リッキー

ル・アーヴルの靴みがきのリッキーのレビュー・感想・評価

ル・アーヴルの靴みがき(2011年製作の映画)
3.8
1019本目。190607
「貧しき善人には奇跡が訪れる」
移民問題を取り上げた作品です。アフリカから命懸けで密航してきた少年に対する見返りを求めない善行が、最後に奇跡を生むという、お伽噺のようなストーリーです。
脚本はかなり大ざっぱで、靴磨きで生計を立てているような老人が、どうして少年を匿うのか動機がはっきりしていなかったり、老人の妻の病気に対しても具体的な症状に触れることなく、ただ調子が悪いという一言で説明してしまっています。
それでも一気に最後まで観させてしまうのは、この監督の演出法が巧みなのでしょうね。
台詞も少な目で、台詞の代わりにやたらと煙草とワインの飲酒のシーンが目立ちます。
おそらくこれらのシーンで登場人物の心情を描写しているのでしょう。
近年、深刻な社会問題となっている移民については賛否両論があると思われますが、一般市民にとって目の前で困った人がいたら, つい手を差し伸べてしまうような人間の本質が描かれています。
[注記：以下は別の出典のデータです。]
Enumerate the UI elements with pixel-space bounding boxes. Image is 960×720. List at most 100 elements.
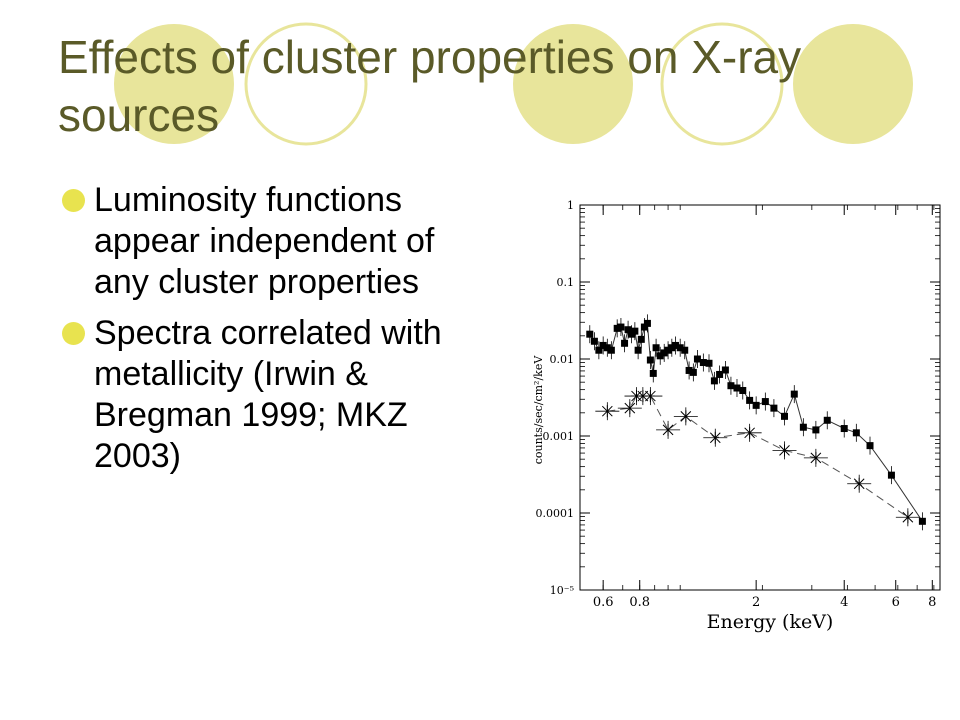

余談ですが、私が子どものころに、大人になって革靴を履くようになったら, 本作のようなベテランの路上靴磨きを体験したかったことを想い出しました。しかしその夢は未だに果たされておりません。上野、御徒町および新宿など、昔は大勢いたような覚えがありますが最近は見かけなくなりました。彼らは絶滅してしまったのでしょうか。もちろん現在でも店舗での靴磨きサービスはありますが, 靴を履いたままきれいに変わっていく様を観察したかったし, 会話も楽しみたかったです。靴炭やクリームの香りに大人を感じさせられて、憧れでした。